Many entrepreneurs are under the impression that if they provide good customer service, people will refer business to them. Just like that. However, that's only part of the picture. Sure, customer service is important. But good customer service is just a prerequisite--a minimum expectation.
Think about it. Would you refer somebody to me if I provided lousy customer service? Of course not. Your own credibility would suffer.
Good customer service is part of what the prospect expects when you refer him to me. If you're recommending me to him, I must be something pretty special, right? And if I want to keep that customer coming back, I'll need to give him more than the minimum expectation of simply good customer service. I'll need to provide great, outstanding, memorable customer service to really stand out.
On several occasions, my colleagues and I have discussed a point I made in my book, The World's Best Known Marketing Secret, about how people were under the delusion that good customer service alone was enough to enable people to build their business through word-of-mouth. We shared stories about people who had gone out of business by just sitting back and waiting for good word-of-mouth to rescue them. This got us talking about all the other delusions people had about networking and referral marketing . . . including the misconception about customer service.

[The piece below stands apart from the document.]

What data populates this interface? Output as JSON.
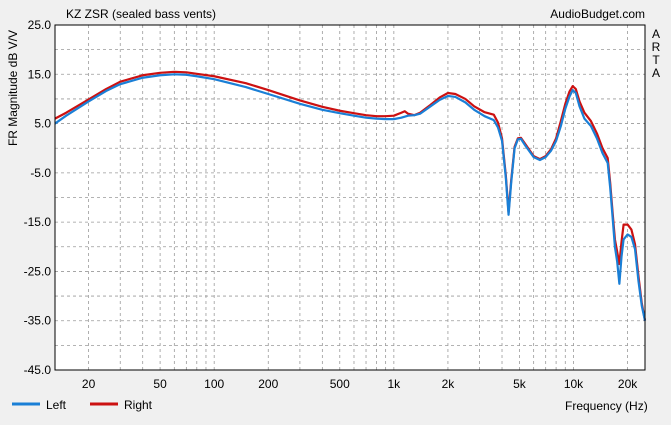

People don't refer business to you because you meet their minimum expectations. They refer you because they expect you to do a good job which, in turn, enhances their relationship with the person they are referring. They may not even be doing business with you, so customer service may not be an issue with them personally--but of course they expect you to provide outstanding value to the prospect. They want the prospect to come back to them and say, "Thanks for sending me to Joe Trueblue. He had just what I needed, and the service was great. You sure know some outstanding people!"

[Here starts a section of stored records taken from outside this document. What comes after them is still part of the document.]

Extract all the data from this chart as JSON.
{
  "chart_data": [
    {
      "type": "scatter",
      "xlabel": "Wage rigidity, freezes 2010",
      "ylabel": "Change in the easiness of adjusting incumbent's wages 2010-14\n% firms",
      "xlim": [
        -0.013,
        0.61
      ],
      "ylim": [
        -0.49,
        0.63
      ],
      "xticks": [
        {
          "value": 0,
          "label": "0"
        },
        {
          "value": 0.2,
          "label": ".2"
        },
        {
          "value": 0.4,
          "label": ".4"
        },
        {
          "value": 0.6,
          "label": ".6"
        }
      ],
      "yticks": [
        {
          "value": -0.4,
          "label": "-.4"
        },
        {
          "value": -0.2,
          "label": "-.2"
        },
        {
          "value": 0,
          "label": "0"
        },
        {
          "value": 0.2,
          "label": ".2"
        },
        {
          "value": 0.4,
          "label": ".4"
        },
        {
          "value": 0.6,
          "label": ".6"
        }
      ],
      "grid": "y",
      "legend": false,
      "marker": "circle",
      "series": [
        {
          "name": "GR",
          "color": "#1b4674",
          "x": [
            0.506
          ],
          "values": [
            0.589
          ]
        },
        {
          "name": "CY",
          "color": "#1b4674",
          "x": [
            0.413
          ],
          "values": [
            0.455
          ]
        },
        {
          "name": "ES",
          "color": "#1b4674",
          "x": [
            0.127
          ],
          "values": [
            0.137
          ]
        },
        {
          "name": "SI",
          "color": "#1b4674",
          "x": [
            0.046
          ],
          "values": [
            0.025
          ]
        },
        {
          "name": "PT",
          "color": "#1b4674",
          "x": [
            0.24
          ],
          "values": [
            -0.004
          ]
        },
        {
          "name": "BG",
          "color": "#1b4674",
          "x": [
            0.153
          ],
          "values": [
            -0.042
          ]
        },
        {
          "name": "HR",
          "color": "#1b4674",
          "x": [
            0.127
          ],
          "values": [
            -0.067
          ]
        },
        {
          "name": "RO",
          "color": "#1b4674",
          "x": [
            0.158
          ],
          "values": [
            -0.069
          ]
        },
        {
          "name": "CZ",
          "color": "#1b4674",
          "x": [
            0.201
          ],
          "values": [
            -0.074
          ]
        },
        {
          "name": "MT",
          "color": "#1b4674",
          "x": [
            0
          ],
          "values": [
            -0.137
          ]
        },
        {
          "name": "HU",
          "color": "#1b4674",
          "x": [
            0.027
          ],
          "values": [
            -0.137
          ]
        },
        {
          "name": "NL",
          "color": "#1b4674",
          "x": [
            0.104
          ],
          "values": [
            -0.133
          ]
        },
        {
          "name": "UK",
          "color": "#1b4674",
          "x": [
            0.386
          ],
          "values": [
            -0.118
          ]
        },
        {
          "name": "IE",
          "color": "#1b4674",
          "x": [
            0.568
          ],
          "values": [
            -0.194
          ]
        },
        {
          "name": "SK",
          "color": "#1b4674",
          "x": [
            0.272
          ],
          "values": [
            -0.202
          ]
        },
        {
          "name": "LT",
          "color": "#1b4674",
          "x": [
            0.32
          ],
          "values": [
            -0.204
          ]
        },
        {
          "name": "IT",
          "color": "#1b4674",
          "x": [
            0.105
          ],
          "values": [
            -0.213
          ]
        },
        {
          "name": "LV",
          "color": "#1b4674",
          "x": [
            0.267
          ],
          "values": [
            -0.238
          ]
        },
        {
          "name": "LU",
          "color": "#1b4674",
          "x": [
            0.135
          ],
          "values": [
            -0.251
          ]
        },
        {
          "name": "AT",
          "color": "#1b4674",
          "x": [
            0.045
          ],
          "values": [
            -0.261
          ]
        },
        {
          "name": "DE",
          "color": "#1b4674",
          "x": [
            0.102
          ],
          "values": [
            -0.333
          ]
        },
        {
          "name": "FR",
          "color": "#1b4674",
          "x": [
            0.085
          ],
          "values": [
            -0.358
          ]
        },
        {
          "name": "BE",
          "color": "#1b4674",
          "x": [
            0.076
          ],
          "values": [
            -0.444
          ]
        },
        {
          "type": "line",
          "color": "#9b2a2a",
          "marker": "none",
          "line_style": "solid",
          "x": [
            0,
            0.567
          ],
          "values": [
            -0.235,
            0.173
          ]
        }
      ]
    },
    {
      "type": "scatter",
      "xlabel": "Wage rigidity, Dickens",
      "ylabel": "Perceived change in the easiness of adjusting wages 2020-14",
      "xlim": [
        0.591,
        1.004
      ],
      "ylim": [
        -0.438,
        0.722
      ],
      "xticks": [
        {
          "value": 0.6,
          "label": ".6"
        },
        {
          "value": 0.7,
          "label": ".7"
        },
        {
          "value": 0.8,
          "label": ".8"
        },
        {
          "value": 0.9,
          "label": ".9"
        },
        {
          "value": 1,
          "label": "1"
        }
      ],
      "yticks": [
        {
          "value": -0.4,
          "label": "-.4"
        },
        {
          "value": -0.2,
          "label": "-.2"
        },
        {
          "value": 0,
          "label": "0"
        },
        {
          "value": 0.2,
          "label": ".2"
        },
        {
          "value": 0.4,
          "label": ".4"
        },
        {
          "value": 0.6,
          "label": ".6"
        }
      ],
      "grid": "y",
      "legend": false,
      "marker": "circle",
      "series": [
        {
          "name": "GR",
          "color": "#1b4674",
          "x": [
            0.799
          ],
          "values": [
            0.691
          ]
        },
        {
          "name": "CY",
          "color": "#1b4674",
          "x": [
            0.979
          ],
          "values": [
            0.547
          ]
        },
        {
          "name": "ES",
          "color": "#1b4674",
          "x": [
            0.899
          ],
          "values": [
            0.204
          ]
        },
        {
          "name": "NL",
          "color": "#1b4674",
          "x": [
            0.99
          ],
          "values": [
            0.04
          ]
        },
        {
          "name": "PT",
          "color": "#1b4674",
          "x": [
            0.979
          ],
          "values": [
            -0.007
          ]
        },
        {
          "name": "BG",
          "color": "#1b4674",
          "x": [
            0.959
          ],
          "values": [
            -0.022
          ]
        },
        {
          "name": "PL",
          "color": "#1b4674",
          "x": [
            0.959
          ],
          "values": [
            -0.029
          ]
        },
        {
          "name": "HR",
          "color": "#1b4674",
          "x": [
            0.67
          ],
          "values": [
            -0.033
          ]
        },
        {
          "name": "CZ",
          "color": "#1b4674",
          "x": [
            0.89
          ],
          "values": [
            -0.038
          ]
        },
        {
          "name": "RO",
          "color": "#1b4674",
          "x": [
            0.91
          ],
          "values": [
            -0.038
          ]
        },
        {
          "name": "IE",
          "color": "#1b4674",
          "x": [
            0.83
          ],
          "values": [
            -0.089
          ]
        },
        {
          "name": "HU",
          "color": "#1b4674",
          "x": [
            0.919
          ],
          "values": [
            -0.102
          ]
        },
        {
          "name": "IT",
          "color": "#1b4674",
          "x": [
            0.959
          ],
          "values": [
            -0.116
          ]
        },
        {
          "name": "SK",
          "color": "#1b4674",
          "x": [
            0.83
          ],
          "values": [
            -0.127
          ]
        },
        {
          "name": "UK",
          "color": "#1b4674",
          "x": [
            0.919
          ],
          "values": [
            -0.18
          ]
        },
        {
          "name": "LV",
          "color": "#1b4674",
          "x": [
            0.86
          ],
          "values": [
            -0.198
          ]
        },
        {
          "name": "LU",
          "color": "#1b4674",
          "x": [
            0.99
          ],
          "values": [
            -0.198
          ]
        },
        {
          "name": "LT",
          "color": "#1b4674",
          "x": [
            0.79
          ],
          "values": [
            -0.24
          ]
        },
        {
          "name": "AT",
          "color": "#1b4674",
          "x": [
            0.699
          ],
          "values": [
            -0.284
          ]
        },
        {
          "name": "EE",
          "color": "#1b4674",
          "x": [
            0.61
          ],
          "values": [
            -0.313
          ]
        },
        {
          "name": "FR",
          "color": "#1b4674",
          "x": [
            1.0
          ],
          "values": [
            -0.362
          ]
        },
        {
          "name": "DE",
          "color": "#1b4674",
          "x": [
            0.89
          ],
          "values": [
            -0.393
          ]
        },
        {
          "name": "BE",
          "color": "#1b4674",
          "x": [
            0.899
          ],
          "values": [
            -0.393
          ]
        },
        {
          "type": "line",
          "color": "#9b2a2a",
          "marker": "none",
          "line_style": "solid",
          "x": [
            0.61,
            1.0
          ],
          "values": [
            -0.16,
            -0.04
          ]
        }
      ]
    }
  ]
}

Your referral source has a strong interest in making sure everyone comes out a winner. She knows that when the happy customer comes back to you again and again, you're more likely to send business her way when the need arises. The great service you provide to the customer comes back to you in the form of a stronger relationship with your referral partner.

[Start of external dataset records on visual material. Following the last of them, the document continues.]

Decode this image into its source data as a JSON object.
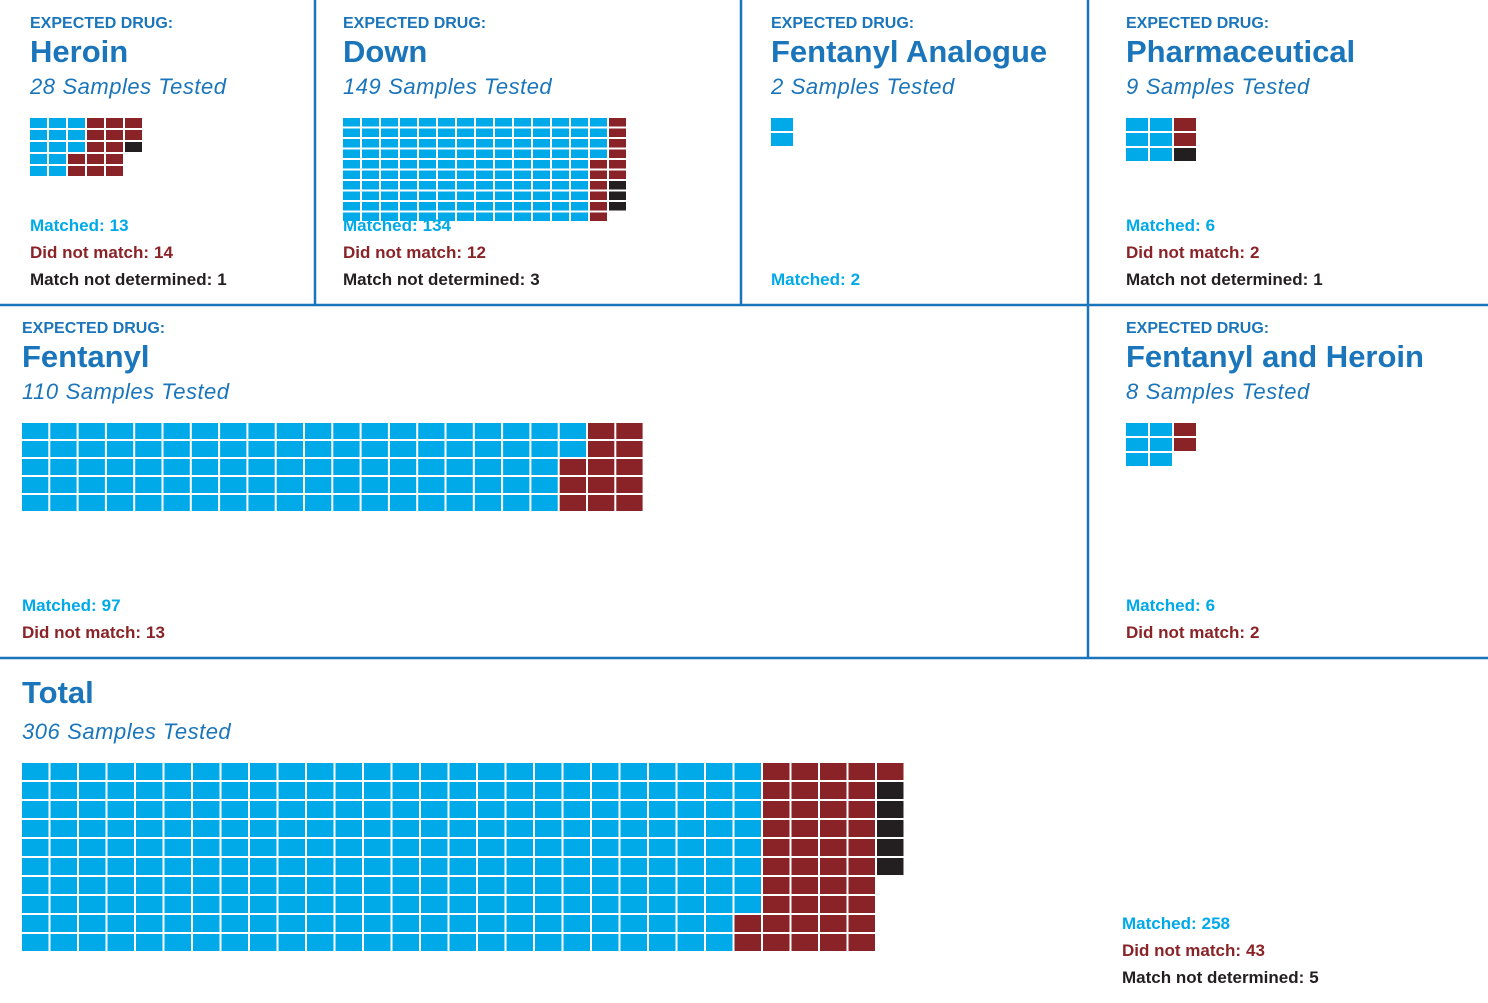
{
  "chart_data": {
    "type": "waffle",
    "panels": [
      {
        "label": "EXPECTED DRUG:",
        "name": "Heroin",
        "samples": 28,
        "samples_text": "Samples Tested",
        "series": [
          {
            "name": "Matched:",
            "color": "#00a9e8",
            "value": 13
          },
          {
            "name": "Did not match:",
            "color": "#8a2327",
            "value": 14
          },
          {
            "name": "Match not determined:",
            "color": "#231f20",
            "value": 1
          }
        ]
      },
      {
        "label": "EXPECTED DRUG:",
        "name": "Down",
        "samples": 149,
        "samples_text": "Samples Tested",
        "series": [
          {
            "name": "Matched:",
            "color": "#00a9e8",
            "value": 134
          },
          {
            "name": "Did not match:",
            "color": "#8a2327",
            "value": 12
          },
          {
            "name": "Match not determined:",
            "color": "#231f20",
            "value": 3
          }
        ]
      },
      {
        "label": "EXPECTED DRUG:",
        "name": "Fentanyl Analogue",
        "samples": 2,
        "samples_text": "Samples Tested",
        "series": [
          {
            "name": "Matched:",
            "color": "#00a9e8",
            "value": 2
          }
        ]
      },
      {
        "label": "EXPECTED DRUG:",
        "name": "Pharmaceutical",
        "samples": 9,
        "samples_text": "Samples Tested",
        "series": [
          {
            "name": "Matched:",
            "color": "#00a9e8",
            "value": 6
          },
          {
            "name": "Did not match:",
            "color": "#8a2327",
            "value": 2
          },
          {
            "name": "Match not determined:",
            "color": "#231f20",
            "value": 1
          }
        ]
      },
      {
        "label": "EXPECTED DRUG:",
        "name": "Fentanyl",
        "samples": 110,
        "samples_text": "Samples Tested",
        "series": [
          {
            "name": "Matched:",
            "color": "#00a9e8",
            "value": 97
          },
          {
            "name": "Did not match:",
            "color": "#8a2327",
            "value": 13
          }
        ]
      },
      {
        "label": "EXPECTED DRUG:",
        "name": "Fentanyl and Heroin",
        "samples": 8,
        "samples_text": "Samples Tested",
        "series": [
          {
            "name": "Matched:",
            "color": "#00a9e8",
            "value": 6
          },
          {
            "name": "Did not match:",
            "color": "#8a2327",
            "value": 2
          }
        ]
      },
      {
        "name": "Total",
        "samples": 306,
        "samples_text": "Samples Tested",
        "series": [
          {
            "name": "Matched:",
            "color": "#00a9e8",
            "value": 258
          },
          {
            "name": "Did not match:",
            "color": "#8a2327",
            "value": 43
          },
          {
            "name": "Match not determined:",
            "color": "#231f20",
            "value": 5
          }
        ]
      }
    ]
  }
}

One of my colleagues is Bob Burg, author of Endless Referrals, and here is his take on what it takes to receive referrals consistently:
We all know of companies and salespeople that couldn't stay in business, despite having superior products. We're also familiar with companies and salespeople that were remarkably successful with just an average product.
Of course, having an excellent product is important. However, technology today has made that commonplace and expected. In order to have qualified prospects "beating a path to your door," you must be able to network and to market yourself and your product or service in such a way that it makes people want to do business with you and refer you to others. You need to provide them with such a great buying experience that they know they made the right decision. However, to get them there in the first place, it's the networking and marketing that's most important.
Being in a referral group like BNI is one of several important parts of an effective word-of-mouth marketing plan. One of the things these groups emphasize is that you need to be very specific in what you do and in how your product or service is uniquely valuable. If you use general terms, you're at the lowest level of competitive effectiveness. And if you say, "customer service," that's not what people are buying.
In the book Truth or Delusion, my co-authors and I say that you don't sell the process; you sell the result:
Talking about what you do does not motivate people as much as what happens to their client or friend as a result of what you do. I used to sell copiers, and I never met anybody who was buying good customer service. They were buying the ability to make photocopies quickly and reliably. They weren't shopping for customer service, because that's a prerequisite. It's part of what creates that end result.
As I have pointed out many times, unhappy customers are 11 times more likely to talk about your business than happy customers. Good customer service only reduces negative word-of-mouth; it doesn't necessarily increase your business through positive word-of-mouth.
If you provide outstanding customer service, and your referral partner has experienced that as a customer, it can definitely increase the number of referrals you receive. As already mentioned, good customer service is a prerequisite for cultivating your referral network . . . but great customer service to a referral partner can be a jump start.
Referral networks and other referral settings often feature third-party testimonials, in which someone who has used your product or service (in this case, your referral partner) tells the group, "I've used Moe's products, and I'm here to tell you, they're the best I've ever found." Hearing it directly from someone they know is often enough to get people to believe it and act on that belief.
Testimonials are crucial to the referral process, especially within referral groups. Never underestimate the power of the third-party testimonial. When you stand up and say, "I've used this person, and you should use this person too, because . . ." and then go on to explain why, it changes how people view that service provider. Your experiences become my experiences. This makes it much easier for people to refer that provider--even if they haven't personally used his services yet.